Когда мы подъезжали к Мэннингтри, вагон сильно тряхнуло на стрелке, и подкова, которую он заботливо положил над собой, проскользнула в отверстие сетки и с мелодичным звоном упала ему на голову.
Он не выразил ни удивления, ни гнева. Приложив платок к ссадине, он нагнулся, поднял подкову, поглядел на нее с упреком и осторожно выбросил за окно.
– Больно? – спросил я.
Глупейший вопрос. Я понял это, едва открыл рот. Эта штука весила по меньшей мере три фунта-на редкость большая и увесистая подкова. Видно было, как на голове у него вздувается здоровенная шишка. Только дурак усомнился бы, что ему больно. Я ожидал, что он огрызнется; по крайней мере я на его месте не сдержался бы. Однако он, видно, усмотрел в моих словах лишь естественное проявление сочувствия.
– Немножко, – ответил он.
– На что она вам? – спросил я. Не часто увидишь, чтоб человек отправлялся в дорогу с подковой.

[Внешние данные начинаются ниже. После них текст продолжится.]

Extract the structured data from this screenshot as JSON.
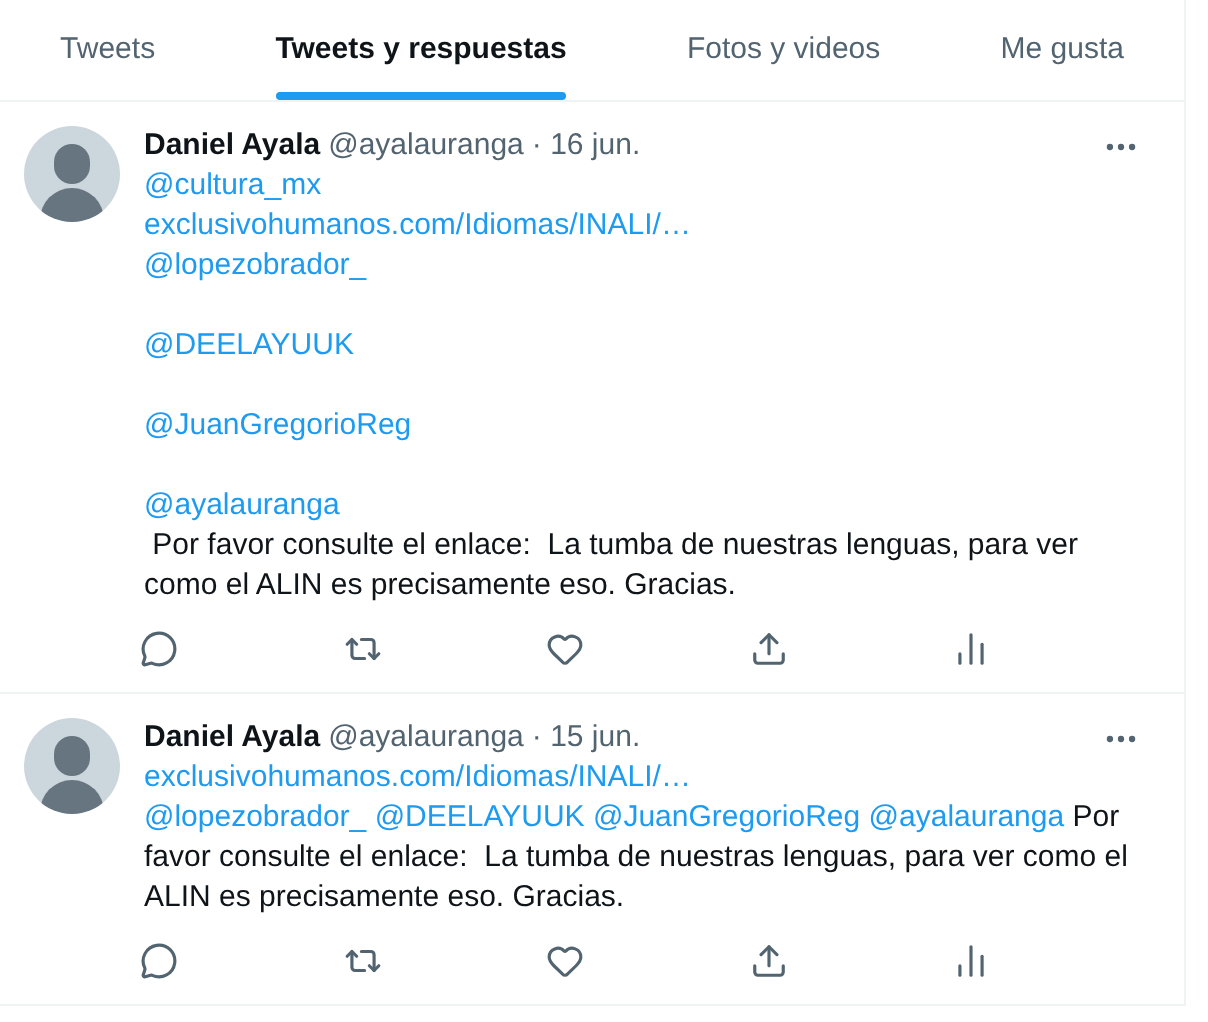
{
  "tabs": [
    {
      "label": "Tweets",
      "selected": false
    },
    {
      "label": "Tweets y respuestas",
      "selected": true
    },
    {
      "label": "Fotos y videos",
      "selected": false
    },
    {
      "label": "Me gusta",
      "selected": false
    }
  ],
  "tweets": [
    {
      "name": "Daniel Ayala",
      "handle": "@ayalauranga",
      "date": "· 16 jun.",
      "lines": [
        {
          "kind": "line",
          "segments": [
            {
              "kind": "link",
              "text": "@cultura_mx"
            }
          ]
        },
        {
          "kind": "line",
          "segments": [
            {
              "kind": "link",
              "text": "exclusivohumanos.com/Idiomas/INALI/…"
            }
          ]
        },
        {
          "kind": "line",
          "segments": [
            {
              "kind": "link",
              "text": "@lopezobrador_"
            }
          ]
        },
        {
          "kind": "blank"
        },
        {
          "kind": "line",
          "segments": [
            {
              "kind": "link",
              "text": "@DEELAYUUK"
            }
          ]
        },
        {
          "kind": "blank"
        },
        {
          "kind": "line",
          "segments": [
            {
              "kind": "link",
              "text": "@JuanGregorioReg"
            }
          ]
        },
        {
          "kind": "blank"
        },
        {
          "kind": "line",
          "segments": [
            {
              "kind": "link",
              "text": "@ayalauranga"
            }
          ]
        },
        {
          "kind": "line",
          "segments": [
            {
              "kind": "text",
              "text": " Por favor consulte el enlace:  La tumba de nuestras lenguas, para ver como el ALIN es precisamente eso. Gracias."
            }
          ]
        }
      ]
    },
    {
      "name": "Daniel Ayala",
      "handle": "@ayalauranga",
      "date": "· 15 jun.",
      "lines": [
        {
          "kind": "line",
          "segments": [
            {
              "kind": "link",
              "text": "exclusivohumanos.com/Idiomas/INALI/…"
            }
          ]
        },
        {
          "kind": "line",
          "segments": [
            {
              "kind": "link",
              "text": "@lopezobrador_"
            },
            {
              "kind": "link",
              "text": "@DEELAYUUK"
            },
            {
              "kind": "link",
              "text": "@JuanGregorioReg"
            },
            {
              "kind": "link",
              "text": "@ayalauranga"
            },
            {
              "kind": "text",
              "text": "Por favor consulte el enlace:  La tumba de nuestras lenguas, para ver como el ALIN es precisamente eso. Gracias."
            }
          ]
        }
      ]
    }
  ]
}
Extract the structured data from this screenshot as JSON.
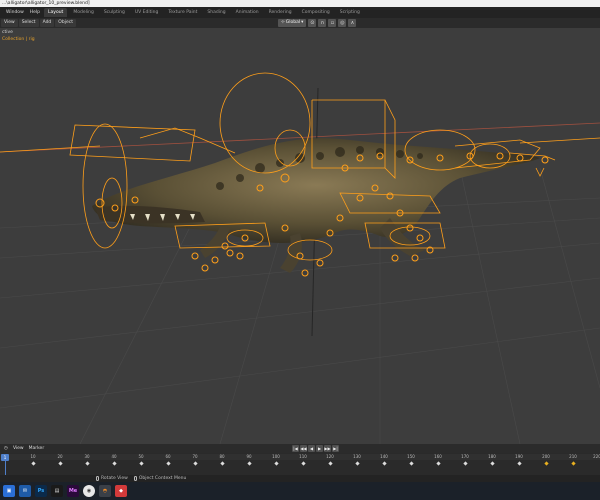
{
  "window": {
    "title": "...\\alligator\\alligator_10_preview.blend]"
  },
  "topbar": {
    "menus": [
      "Window",
      "Help"
    ],
    "workspace_tabs": [
      "Layout",
      "Modeling",
      "Sculpting",
      "UV Editing",
      "Texture Paint",
      "Shading",
      "Animation",
      "Rendering",
      "Compositing",
      "Scripting"
    ],
    "active_tab": "Layout"
  },
  "header": {
    "menus": [
      "View",
      "Select",
      "Add",
      "Object"
    ],
    "transform_orientation": "Global"
  },
  "viewport": {
    "overlay_line1": "ctive",
    "overlay_line2": "Collection | rig",
    "overlay_color": "#e8a22a"
  },
  "timeline": {
    "menus": [
      "View",
      "Marker"
    ],
    "current_frame": "1",
    "frame_labels": [
      "10",
      "20",
      "30",
      "40",
      "50",
      "60",
      "70",
      "80",
      "90",
      "100",
      "110",
      "120",
      "130",
      "140",
      "150",
      "160",
      "170",
      "180",
      "190",
      "200",
      "210",
      "220"
    ]
  },
  "statusbar": {
    "rotate_view": "Rotate View",
    "context_menu": "Object Context Menu"
  },
  "colors": {
    "rig_orange": "#ff9f1a",
    "active_tab_bg": "#3a3a3a",
    "taskbar_bg": "#1b2129"
  }
}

– Она лежала на шоссе как раз возле станции, – объяснил он. – Я подобрал ее на счастье.
Он развернул свой платок, чтобы свежей стороной приложить к опухшему месту, а я тем временем пробурчал что-то глубокомысленное насчет превратностей судьбы.
– Да, – сказал он, – мне в жизни порядком везло, только пользы мне от этого не было никакой. Я родился в среду, – продолжал он, – а это, как вы, наверно, знаете, самый счастливый день, в какой может родиться человек. Моя мать была вдовой, и никто из родственников не помогал мне. Они говорили, что помогать мальчику, который родился в среду, – все равно что возить уголь в Ньюкасл. И дядя, когда умер, завещал все свои деньги до единого пенни моему брату Сэму, чтобы хоть как-нибудь возместить то обстоятельство, что он родился в пятницу. А мне достались только наставления; меня призывали не забывать об ответственности, которую налагает богатство, и не оставить помощью близких, когда я разбогатею. Он замолчал, сложил свои газеты – каждая со страховкой – и засунул их во внутренний карман пальто.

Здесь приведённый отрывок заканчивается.